I use w2k3 and think that have a tunned tread scheduler and work better than xp.

but sometimes the OS really balances and you see 100% cpu spikes on cpu0 and cpu1 and the games perform a litle better, but that caind of balancing never runs for more than a few minutes and the OS swicht the game to one core only.

 

Viditor

Diamond Member
Oct 25, 1999
3,290
0
0
What an amazing first post...you are MOST welcomed!!!
It's long been known that the load balancing of Windows is incredibly bad, which makes me wonder if there will be any improvement in Vista...
RFC, do you happen to have a copy of the Vista beta to test?
 

RFC Rudel

Member
Oct 19, 2005
49
1
66
Originally posted by: Viditor
What an amazing first post...you are MOST welcomed!!!
It's long been known that the load balancing of Windows is incredibly bad, which makes me wonder if there will be any improvement in Vista...
RFC, do you happen to have a copy of the Vista beta to test?

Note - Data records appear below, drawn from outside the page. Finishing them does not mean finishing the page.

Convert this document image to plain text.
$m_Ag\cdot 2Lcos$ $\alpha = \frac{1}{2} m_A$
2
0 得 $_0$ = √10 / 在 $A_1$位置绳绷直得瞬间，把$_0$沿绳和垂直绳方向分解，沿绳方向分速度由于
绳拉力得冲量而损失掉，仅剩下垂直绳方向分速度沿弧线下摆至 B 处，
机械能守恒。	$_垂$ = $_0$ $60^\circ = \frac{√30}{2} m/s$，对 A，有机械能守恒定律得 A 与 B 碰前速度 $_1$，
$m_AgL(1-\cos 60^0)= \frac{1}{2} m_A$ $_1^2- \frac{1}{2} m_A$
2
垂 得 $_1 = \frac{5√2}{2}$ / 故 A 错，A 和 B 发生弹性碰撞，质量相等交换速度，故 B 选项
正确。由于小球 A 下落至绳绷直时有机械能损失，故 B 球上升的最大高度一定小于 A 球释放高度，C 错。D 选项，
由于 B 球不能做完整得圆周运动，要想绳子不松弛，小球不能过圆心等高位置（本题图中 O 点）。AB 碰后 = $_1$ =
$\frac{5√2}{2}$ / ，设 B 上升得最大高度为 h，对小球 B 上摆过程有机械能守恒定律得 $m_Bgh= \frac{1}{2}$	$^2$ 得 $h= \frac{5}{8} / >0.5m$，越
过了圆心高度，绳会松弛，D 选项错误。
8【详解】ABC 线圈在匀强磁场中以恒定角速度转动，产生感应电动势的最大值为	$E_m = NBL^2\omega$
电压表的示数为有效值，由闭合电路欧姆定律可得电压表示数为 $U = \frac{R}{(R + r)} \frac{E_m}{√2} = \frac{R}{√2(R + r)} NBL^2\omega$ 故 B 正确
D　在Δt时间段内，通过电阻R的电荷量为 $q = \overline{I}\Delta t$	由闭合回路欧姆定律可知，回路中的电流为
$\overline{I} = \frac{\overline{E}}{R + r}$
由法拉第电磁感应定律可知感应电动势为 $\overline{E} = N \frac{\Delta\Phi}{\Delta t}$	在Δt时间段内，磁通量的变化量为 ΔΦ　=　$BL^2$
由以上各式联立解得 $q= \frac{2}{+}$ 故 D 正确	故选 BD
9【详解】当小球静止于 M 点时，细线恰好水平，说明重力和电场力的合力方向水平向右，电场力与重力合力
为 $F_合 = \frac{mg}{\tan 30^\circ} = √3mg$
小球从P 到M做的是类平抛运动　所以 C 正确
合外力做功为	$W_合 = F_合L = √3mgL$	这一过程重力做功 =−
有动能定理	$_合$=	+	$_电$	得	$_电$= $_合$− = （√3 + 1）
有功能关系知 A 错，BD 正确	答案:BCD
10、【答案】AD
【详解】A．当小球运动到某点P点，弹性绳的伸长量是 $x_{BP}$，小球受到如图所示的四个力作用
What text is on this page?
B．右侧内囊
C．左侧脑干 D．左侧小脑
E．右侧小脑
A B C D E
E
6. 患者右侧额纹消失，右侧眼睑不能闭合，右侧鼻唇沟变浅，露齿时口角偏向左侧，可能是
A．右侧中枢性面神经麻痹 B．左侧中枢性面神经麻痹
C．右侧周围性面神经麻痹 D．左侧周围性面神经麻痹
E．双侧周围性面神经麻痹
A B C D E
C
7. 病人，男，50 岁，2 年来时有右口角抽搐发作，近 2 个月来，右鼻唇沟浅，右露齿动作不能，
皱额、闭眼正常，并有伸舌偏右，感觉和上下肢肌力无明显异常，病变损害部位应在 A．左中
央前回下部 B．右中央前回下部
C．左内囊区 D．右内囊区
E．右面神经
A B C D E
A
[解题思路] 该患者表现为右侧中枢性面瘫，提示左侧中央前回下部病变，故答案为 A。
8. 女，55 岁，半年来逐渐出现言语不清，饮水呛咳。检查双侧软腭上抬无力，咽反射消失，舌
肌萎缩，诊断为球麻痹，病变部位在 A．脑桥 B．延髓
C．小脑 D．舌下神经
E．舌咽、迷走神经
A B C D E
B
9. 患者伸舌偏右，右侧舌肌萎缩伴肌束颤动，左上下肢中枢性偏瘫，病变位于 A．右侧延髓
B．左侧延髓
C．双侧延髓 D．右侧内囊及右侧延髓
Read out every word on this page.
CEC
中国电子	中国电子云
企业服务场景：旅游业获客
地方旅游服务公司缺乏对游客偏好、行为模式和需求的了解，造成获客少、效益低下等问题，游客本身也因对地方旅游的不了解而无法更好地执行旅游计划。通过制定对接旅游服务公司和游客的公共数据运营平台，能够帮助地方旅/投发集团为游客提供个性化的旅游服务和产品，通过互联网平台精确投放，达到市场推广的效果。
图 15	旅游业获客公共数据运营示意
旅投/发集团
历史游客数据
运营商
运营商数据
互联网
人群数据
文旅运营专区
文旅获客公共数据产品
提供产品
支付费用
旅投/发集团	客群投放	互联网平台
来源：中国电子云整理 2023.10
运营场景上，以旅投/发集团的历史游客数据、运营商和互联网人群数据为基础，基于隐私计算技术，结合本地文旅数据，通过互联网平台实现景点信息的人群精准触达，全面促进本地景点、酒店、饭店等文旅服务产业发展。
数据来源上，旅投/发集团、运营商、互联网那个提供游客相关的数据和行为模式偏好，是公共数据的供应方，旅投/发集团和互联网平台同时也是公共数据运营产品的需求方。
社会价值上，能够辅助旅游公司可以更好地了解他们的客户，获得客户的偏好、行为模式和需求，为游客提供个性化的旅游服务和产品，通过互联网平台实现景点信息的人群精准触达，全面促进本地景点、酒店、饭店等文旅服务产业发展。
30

vista kernel is based on the w2k3 and the current beta do not support SATA drives!!!, is to early to test it, no to mention lack of bug free and tunned drivers.


I espect that some sort of WRM came with Vista or a leat a better tunning.


 

Viditor

Diamond Member
Oct 25, 1999
3,290
0
0
Good info...thanks, mate!
MS has made some cryptic remarks in the past as to Vista being more geared towards multicore chips, and I've had a suspicion that this was the reason. Please, when we get a more stable and usable version, if you are able to bench your results would be GREATLY appreciated!

Cheers!
 

biostud

Lifer
Feb 27, 2003
19,884
6,985
136
even though the process is manual, do you need to set affinity every time you reboot or can you save the settings?